Если вспомнить слова Гёте, который говорил, что в жизни сознательного человека имеется три периода: учение, затем путешествие и, наконец, творчество, — то Бардин стоял на пороге главного, третьего периода своей жизни — того, который составляет смысл существования, для которого мы живем, учимся.
И в этот поистине переломный период, когда определяется, будет ли инженер творцом или же только исполнителем, Иван Павлович встретил еще одного человека, которого он потом с гордостью называл своим учителем.
Это был Михаил Константинович Курако.
Замечательный мастер доменного дела, он оставил большой и светлый след в истории отечественной металлургии.
Не получив специального образования, М. К. Курако был одним из тех редких всесторонне одаренных людей, которые умели не только наилучшим образом организовать труд, но и увлечь широтой и смелостью замыслов, собирать вокруг себя таланты, быть их вдохновителем.
Нельзя не вспомнить, что писал о Михаиле Константиновиче И. П. Бардин:
«Формирование молодого инженера, специалиста той или иной области, начинается в учебном заведении, когда переходят к изучению специальных предметов, и на заводе, когда молодой инженер делает первые шаги к практической деятельности.
В этом отношении мне повезло.
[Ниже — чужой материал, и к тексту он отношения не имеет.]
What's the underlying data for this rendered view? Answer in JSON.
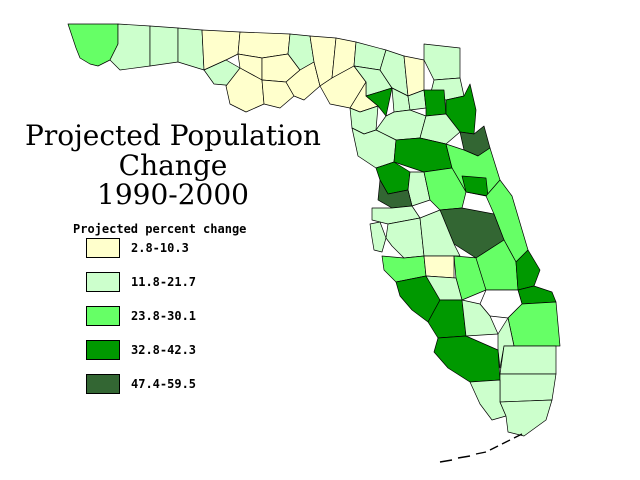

В институте и на заводе у меня были два прекрасных учителя, о которых я сохраняю самые лучшие воспоминания.
Люди, совершенно не похожие друг на друга по внешности, они имели очень много совершенно одинаковых черт.
Первый из них — профессор металлургии Василий Петрович Ижевский, один из тех работников науки, которые ищут возможно большей связи с практикой…
Другой… не был инженером, не имел никакого диплома. Но, большой мастер-практик, он обладал знаниями и широким житейским опытом…
По внешнему виду Курако являлся прямой противоположностью Ижевскому. По внутреннему же подходу к работе, к своим ученикам оба они были совершенно схожи. Они никогда не теряли своих учеников из виду. Василий Петрович следил за инженером все время, пока инженер оставался инженером. Он всегда все знал об ученике, всегда интересовался им, незаметно помогал, направлял его работу.
О людях оба они судили не по одному какому-нибудь качеству, а по всей совокупности качеств. Это был подход своеобразной психотехники, разумной, правильной, доступной только крупным и умным учителям, к каким, несмотря на свою скромность и незаметность, принадлежал Василий Петрович.
То же и с Константинычем, как мы называли Курако. Его школу прошло множество инженеров, доменщиков, мастеров, горновых, молодых директоров…
Обычный мастер старого времени был самым противным существом. Это был человек, который знал дело детально, но не способен был к глубокому анализу — почему и отчего все происходит. Он знал, что работу нужно делать именно так, а не иначе. В лучшем случае он сообщал лишь кое-кому секреты своего умения, обычно же он никому ничего не говорил, считая их своим капиталом.
Такими мастерами был забит весь Донбасс, весь Урал. Эти люди никаких усовершенствований в металлургию внести не могли. Не могли они также принести никакой пользы и являлись объектом длительной эксплуатации со стороны иностранцев.